Réquiem
"¿Para qué había yo de ser creada,
si antes de serlo ya estaba enteramente contenida aquí?"
Emily Brontë
Siempre he creído que el duelo es
una actividad solitaria. Es el encuentro de uno con los recuerdos de una
persona que, normalmente, no esperábamos que muriera; porque, aunque sabemos de
la inevitabilidad de la muerte, preferimos evitar el tema.
No me siento muy acogida en
aquellas reuniones masivas de duelo por alguien: misas, novenas, velaciones,
entre otras. No solo por mi falta de fe católica, sino porque cada uno de los
presentes está recordando siempre cosas distintas. En especial, me siento muy
sola en esos lugares cuando la persona fallecida constituye el único vínculo
entre los presentes y yo: nos miramos como extraños, porque eso somos.
Nunca he creído en la intuición
ni nada que se le asemeje. Sin embargo, hoy cuando volvía del centro caminando
lentamente debido al implacable sol del mediodía, pensé en ella. Cuando paré en
el semáforo de la avenida ferrocarril me metí las manos en los bolsillos y
pensé que hubiera sido mejor traer el pequeño bolsito en croché que me había
regalado años atrás, en lugar de pasar todo el trayecto preocupándome por si
las llaves y las pocas monedas se me salían de los bolsillos y rodaban por las
calles hasta perderse entre el tumulto de personas. Pensé que hacía tiempo que
no la saludaba y que era extraño que la semana pasada, cuando pasé por su
oficina, un profesor se estuviera levantando del escritorio de ella.

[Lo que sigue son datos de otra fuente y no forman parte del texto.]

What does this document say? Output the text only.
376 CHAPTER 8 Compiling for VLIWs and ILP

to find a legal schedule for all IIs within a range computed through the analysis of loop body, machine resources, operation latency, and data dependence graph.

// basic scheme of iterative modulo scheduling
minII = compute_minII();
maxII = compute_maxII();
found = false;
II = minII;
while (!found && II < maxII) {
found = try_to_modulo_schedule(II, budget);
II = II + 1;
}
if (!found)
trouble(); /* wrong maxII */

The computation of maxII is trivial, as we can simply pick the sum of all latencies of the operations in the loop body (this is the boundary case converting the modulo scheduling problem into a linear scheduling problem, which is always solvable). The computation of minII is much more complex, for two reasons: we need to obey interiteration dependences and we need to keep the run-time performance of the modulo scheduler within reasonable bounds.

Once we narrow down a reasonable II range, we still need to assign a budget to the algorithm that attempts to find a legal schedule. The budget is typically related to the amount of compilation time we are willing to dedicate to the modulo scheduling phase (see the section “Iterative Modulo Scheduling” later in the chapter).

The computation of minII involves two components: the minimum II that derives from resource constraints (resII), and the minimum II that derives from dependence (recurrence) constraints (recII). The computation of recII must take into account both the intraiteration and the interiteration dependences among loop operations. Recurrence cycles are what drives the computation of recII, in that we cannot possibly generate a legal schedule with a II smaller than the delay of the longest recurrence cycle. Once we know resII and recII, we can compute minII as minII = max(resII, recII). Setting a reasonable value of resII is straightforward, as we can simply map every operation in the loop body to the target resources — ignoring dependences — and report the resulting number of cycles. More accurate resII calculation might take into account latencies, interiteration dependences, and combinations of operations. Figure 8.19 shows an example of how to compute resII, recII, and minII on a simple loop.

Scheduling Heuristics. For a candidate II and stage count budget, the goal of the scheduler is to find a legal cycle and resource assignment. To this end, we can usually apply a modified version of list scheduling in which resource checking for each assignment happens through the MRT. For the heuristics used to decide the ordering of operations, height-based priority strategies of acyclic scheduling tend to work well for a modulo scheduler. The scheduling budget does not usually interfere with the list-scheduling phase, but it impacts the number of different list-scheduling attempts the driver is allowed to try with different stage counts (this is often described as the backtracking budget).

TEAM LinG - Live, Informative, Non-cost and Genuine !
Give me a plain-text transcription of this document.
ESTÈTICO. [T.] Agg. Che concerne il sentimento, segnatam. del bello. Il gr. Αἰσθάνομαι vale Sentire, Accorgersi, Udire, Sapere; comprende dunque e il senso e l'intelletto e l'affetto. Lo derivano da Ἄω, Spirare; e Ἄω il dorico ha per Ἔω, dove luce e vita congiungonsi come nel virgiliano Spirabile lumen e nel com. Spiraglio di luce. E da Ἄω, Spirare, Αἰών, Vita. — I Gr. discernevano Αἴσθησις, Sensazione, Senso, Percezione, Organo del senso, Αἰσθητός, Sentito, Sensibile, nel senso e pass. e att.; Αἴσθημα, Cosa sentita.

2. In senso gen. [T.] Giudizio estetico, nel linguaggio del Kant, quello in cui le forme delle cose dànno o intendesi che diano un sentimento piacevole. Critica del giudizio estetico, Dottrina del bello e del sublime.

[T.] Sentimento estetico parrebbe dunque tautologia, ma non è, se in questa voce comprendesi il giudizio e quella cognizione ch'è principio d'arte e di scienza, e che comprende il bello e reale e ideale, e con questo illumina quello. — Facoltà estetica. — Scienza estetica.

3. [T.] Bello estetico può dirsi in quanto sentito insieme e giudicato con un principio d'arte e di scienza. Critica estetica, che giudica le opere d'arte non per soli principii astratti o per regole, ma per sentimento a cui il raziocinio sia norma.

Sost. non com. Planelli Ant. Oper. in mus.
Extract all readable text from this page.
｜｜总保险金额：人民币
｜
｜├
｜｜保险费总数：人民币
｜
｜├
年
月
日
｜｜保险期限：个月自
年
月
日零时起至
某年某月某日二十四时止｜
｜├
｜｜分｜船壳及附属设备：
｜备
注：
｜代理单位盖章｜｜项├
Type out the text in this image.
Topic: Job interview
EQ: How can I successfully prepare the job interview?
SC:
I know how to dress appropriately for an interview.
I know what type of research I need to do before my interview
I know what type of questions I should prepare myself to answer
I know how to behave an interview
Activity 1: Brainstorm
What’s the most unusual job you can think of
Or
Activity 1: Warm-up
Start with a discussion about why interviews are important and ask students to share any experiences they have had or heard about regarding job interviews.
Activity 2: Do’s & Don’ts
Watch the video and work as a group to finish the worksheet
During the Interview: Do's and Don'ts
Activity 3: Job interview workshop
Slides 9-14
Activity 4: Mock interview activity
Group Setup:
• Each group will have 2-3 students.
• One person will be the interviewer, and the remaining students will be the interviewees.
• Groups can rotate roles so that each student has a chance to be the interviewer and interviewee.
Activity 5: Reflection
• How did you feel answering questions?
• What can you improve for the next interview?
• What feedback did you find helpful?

Cuando crucé la calle vi en la
esquina el almendro indio y rememoré ese instante en que ella había preguntado “¿Cuáles
son los únicos árboles a los que les da otoño?” y yo había contestado correctamente
gracias a que, días antes, desde la ventana de mi apartamento, había visto las
hojas anaranjadas caerse y llenar el piso de colores brillantes, incluso había
escrito un par de renglones sobre ese fenómeno. Mientras caminaba sonreí y me
dije a mí misma “Si ves que siempre hay alguien que piensa cosas parecidas a
las tuyas”. En el piso había un pequeño papelito con una E y un número, me alegré
de haberle devuelto el libro de Emily Brontë que me había prestado. Se lo
devolví sin terminármelo.
Ella se murió un día de San
Valentín, yo me enteré pasado el mediodía. Era una persona amorosa y sincera. Dispuesta siempre a ayudar y a
solicitar ayuda cuando la requería. En su corazón no había orgullo, pero sí
dignidad. Era sabia y no se ufanaba de ello. Compartía lo que tenía: como aquel
día que nos invitó a todos a una magnífica pizzería o como todas aquellas
clases en las que respondía nuestras preguntas sobre la literatura inglesa.
Este escrito es una pequeña parte
de mi duelo que armo con rituales pequeños. Esta noche, por ejemplo, buscaré un
ejemplar de ese libro de Brontë, lo leeré y recordaré las palabras que ella
dijo sobre esa historia. Luego, escucharé ese réquiem de Mozart que, hace
meses, escuchamos juntas en la capilla del cementerio San Pedro.